In a sense, there’s nothing much to be frightened of. Everything that has happened, is happening and will happen—all must be. The entirety of existence—a Rube-Goldberg machine. There’s no use in wishing it different and every change we impose on it is only the result of a chain reaction traceable to the beginning of the universe. I guess you have to wonder what the use is. It’s a game, I guess. You play it the best you can. You play it because there’s nothing else do to. Everything that is, must be. All the horror and wonder that comes with existence. It’s all terrible and wonderful. One can’t exist without the other. That’s how you find the beauty in the wretched and the wretchedness of beauty.
I get back in my car and go driving home. It’s Christmas out there in the woods. I got stuck in traffic for nearly an hour. The accident up ahead was bad, deadly. The glacial stream of automobiles oozed out to the off ramps and I was a participant in this because I had to be. I turned to adjust my poor sore ass as I took a look at an old colonial-era house with a sign on the front, naming its builder and first inhabitant. The year underneath marked 1767. It had stood through much more than this. Existing in the background as the rest of the world ebbed and flowed, like the constant drone of a harmonium in a raga. The place needed some repair, but it stood there beautiful in a wabi-sabi kind of way. I felt glad to be stuck there.

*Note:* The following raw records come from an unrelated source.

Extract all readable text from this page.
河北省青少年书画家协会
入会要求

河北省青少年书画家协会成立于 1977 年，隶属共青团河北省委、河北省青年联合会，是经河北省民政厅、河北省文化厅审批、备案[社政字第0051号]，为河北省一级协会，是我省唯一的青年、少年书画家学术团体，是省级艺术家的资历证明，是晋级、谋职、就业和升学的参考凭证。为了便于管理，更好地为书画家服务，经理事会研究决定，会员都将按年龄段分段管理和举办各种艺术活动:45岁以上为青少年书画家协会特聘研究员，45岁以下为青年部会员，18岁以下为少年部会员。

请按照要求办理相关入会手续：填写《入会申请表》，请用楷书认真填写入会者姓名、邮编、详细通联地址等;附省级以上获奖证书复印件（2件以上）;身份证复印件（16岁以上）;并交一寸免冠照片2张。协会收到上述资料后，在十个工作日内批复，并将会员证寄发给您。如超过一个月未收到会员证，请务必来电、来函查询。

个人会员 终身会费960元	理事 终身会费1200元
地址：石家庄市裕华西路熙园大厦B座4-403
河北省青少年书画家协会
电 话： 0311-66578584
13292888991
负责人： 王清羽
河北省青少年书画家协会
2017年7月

Time speeds up. The leaves are off the trees and the first snowfall has fallen. Another accident spins out on the highway. I tell myself that the meaning I get from all of that highbrow crap is by far worth the trouble, but it’s the trouble itself that gives it value. It’s the meaning I’ve been looking for. The pursuit of happiness is the pursuit of trouble and getting to know your trouble is the true pursuit of happiness. Whatever it is, it won’t last long. There will always be a plentiful supply of dark, cold nights just up ahead. Get used to that. Pack your trusty sense of beauty. Don’t forget your sense of humor. Stop hiding and get out there.